映画「私をくいとめて」。監督は大九明子。原作は綿矢りさ。
 この映画を観に行った理由は二つ。第一に監督の前作「勝手にふるえてろ」が大変面白かったこと(原作も綿矢りさ)。女子の妄想という観点から、その本音を描いていた。そして主演の松岡茉優を、実物からはありえないくらい、さも平凡な女の子として、とっても魅力的に描いていた。もう一つは主演ののんを応援したかった。「あまちゃん」で大ブレイクした後に、事務所からの独立騒動で業界から干され続け。そりゃあ事務所としても立場があるのだろうけれど、じゃあ政治的配慮だけで、俳優の実力とかファンの支持とかはどうでもいいの?と言いたくなる。その干され方があまりにひどくて憤慨していた。
 映画は恋愛ドラマ仕立てになっているが、実際は引きこもりからの独り立ち葛藤記。31歳お局OL黒田みつ子(のん)は、お一人様生活に慣れ切って充足した生活。そして脳内にAという別人格を抱えて、いつも相談相手になってもらっている。そんな彼女が、取引先で眉目秀麗な好青年である多田くん(林遣都)を好きになる。近所のコロッケ屋で出会ってから、みつ子の作った料理を貰いに来るようになる二つ歳下の多田くん。イタリアに嫁いだ唯一の友人である皐月(橋本愛)に呼ばれてローマに旅立ったみつ子。帰国してから同僚のノゾミ(臼田あさ美)からダブルデートに誘われる。二人きりになった時に、遂に多田くんから交際を申し込まれる。やがて一緒に旅行して同じ部屋で迎えた夜。しかし、みつ子は最後の一線を超えることにパニックになって、Aに助けを求めるが。。。
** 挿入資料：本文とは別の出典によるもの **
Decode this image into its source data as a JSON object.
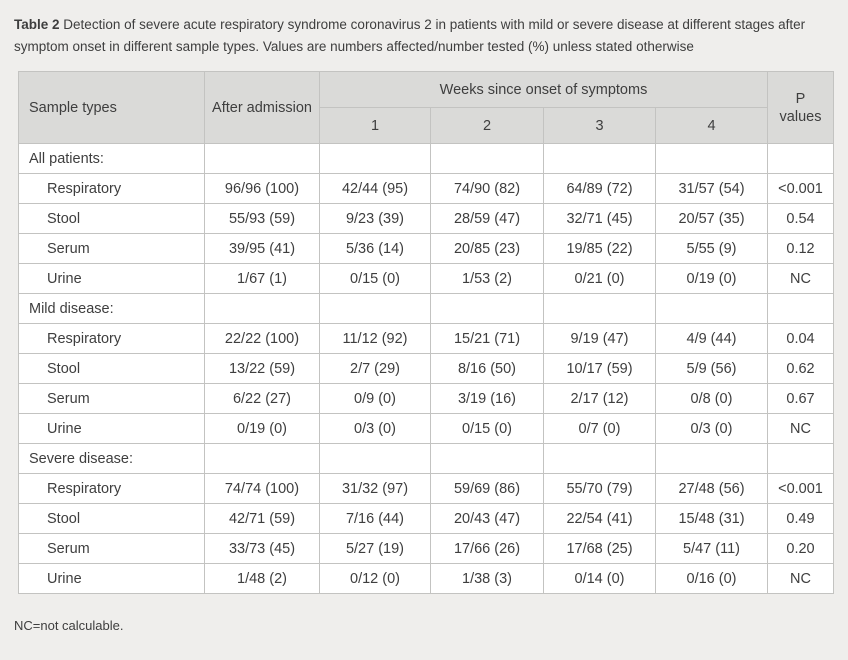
{
  "caption": {
    "label": "Table 2",
    "text": "Detection of severe acute respiratory syndrome coronavirus 2 in patients with mild or severe disease at different stages after symptom onset in different sample types. Values are numbers affected/number tested (%) unless stated otherwise"
  },
  "table": {
    "header": {
      "sample_types": "Sample types",
      "after_admission": "After admission",
      "weeks_group": "Weeks since onset of symptoms",
      "weeks": [
        "1",
        "2",
        "3",
        "4"
      ],
      "p_values": "P values"
    },
    "columns": [
      "Sample types",
      "After admission",
      "Week 1",
      "Week 2",
      "Week 3",
      "Week 4",
      "P values"
    ],
    "sections": [
      {
        "label": "All patients:",
        "rows": [
          {
            "sample": "Respiratory",
            "values": [
              "96/96 (100)",
              "42/44 (95)",
              "74/90 (82)",
              "64/89 (72)",
              "31/57 (54)",
              "<0.001"
            ]
          },
          {
            "sample": "Stool",
            "values": [
              "55/93 (59)",
              "9/23 (39)",
              "28/59 (47)",
              "32/71 (45)",
              "20/57 (35)",
              "0.54"
            ]
          },
          {
            "sample": "Serum",
            "values": [
              "39/95 (41)",
              "5/36 (14)",
              "20/85 (23)",
              "19/85 (22)",
              "5/55 (9)",
              "0.12"
            ]
          },
          {
            "sample": "Urine",
            "values": [
              "1/67 (1)",
              "0/15 (0)",
              "1/53 (2)",
              "0/21 (0)",
              "0/19 (0)",
              "NC"
            ]
          }
        ]
      },
      {
        "label": "Mild disease:",
        "rows": [
          {
            "sample": "Respiratory",
            "values": [
              "22/22 (100)",
              "11/12 (92)",
              "15/21 (71)",
              "9/19 (47)",
              "4/9 (44)",
              "0.04"
            ]
          },
          {
            "sample": "Stool",
            "values": [
              "13/22 (59)",
              "2/7 (29)",
              "8/16 (50)",
              "10/17 (59)",
              "5/9 (56)",
              "0.62"
            ]
          },
          {
            "sample": "Serum",
            "values": [
              "6/22 (27)",
              "0/9 (0)",
              "3/19 (16)",
              "2/17 (12)",
              "0/8 (0)",
              "0.67"
            ]
          },
          {
            "sample": "Urine",
            "values": [
              "0/19 (0)",
              "0/3 (0)",
              "0/15 (0)",
              "0/7 (0)",
              "0/3 (0)",
              "NC"
            ]
          }
        ]
      },
      {
        "label": "Severe disease:",
        "rows": [
          {
            "sample": "Respiratory",
            "values": [
              "74/74 (100)",
              "31/32 (97)",
              "59/69 (86)",
              "55/70 (79)",
              "27/48 (56)",
              "<0.001"
            ]
          },
          {
            "sample": "Stool",
            "values": [
              "42/71 (59)",
              "7/16 (44)",
              "20/43 (47)",
              "22/54 (41)",
              "15/48 (31)",
              "0.49"
            ]
          },
          {
            "sample": "Serum",
            "values": [
              "33/73 (45)",
              "5/27 (19)",
              "17/66 (26)",
              "17/68 (25)",
              "5/47 (11)",
              "0.20"
            ]
          },
          {
            "sample": "Urine",
            "values": [
              "1/48 (2)",
              "0/12 (0)",
              "1/38 (3)",
              "0/14 (0)",
              "0/16 (0)",
              "NC"
            ]
          }
        ]
      }
    ]
  },
  "footnote": "NC=not calculable.",
  "colors": {
    "page_bg": "#efeeec",
    "header_bg": "#dadad8",
    "border": "#c3c3c1",
    "text": "#3e3e3e"
  }
}
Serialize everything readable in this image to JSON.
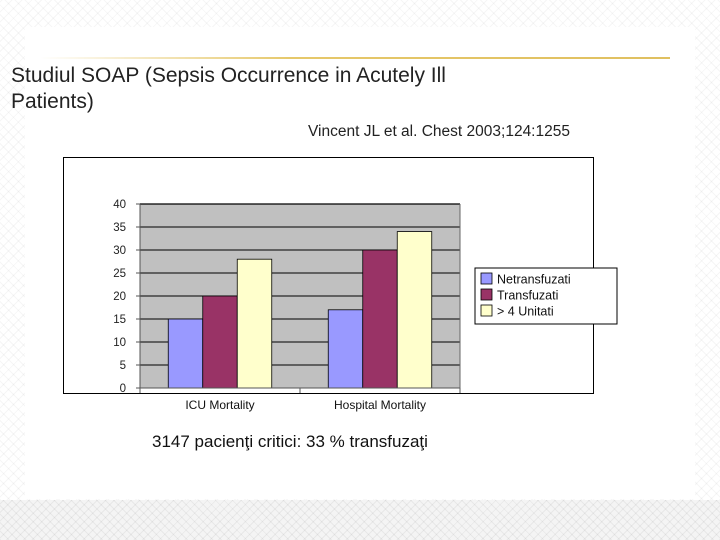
{
  "slide": {
    "title": "Studiul SOAP (Sepsis Occurrence in Acutely Ill Patients)",
    "citation": "Vincent JL et al. Chest 2003;124:1255",
    "footer": "3147 pacienţi critici: 33 % transfuzaţi"
  },
  "colors": {
    "plot_area": "#c0c0c0",
    "bar_border": "#000000"
  },
  "chart_data": {
    "type": "bar",
    "categories": [
      "ICU Mortality",
      "Hospital Mortality"
    ],
    "series": [
      {
        "name": "Netransfuzati",
        "values": [
          15,
          17
        ],
        "color": "#9999ff"
      },
      {
        "name": "Transfuzati",
        "values": [
          20,
          30
        ],
        "color": "#993366"
      },
      {
        "name": "> 4 Unitati",
        "values": [
          28,
          34
        ],
        "color": "#ffffcc"
      }
    ],
    "ylim": [
      0,
      40
    ],
    "yticks": [
      0,
      5,
      10,
      15,
      20,
      25,
      30,
      35,
      40
    ],
    "xlabel": "",
    "ylabel": "",
    "grid": true,
    "legend": "right"
  }
}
 やっぱり、のんは素晴らしい。国民的アイドルになっただけのキャラクター。愛らしいみつ子、引きこもったみつ子、性格の悪さ丸出しのみつ子、不安に打ちひしがれるみつ子。あらゆる多重人格というか、人間の持ついろいろな面を体現している。そして大九明子監督は、若き女性の震える心や屈折を印象的に、それでいて天から見守っているように描く。そして皐月を演じるのは「あまちゃん」で能年玲奈と親友を共演した橋本愛。これはのんの主役復帰への友情出演のプレゼント🎁。のんの表舞台への復帰を祝いたい。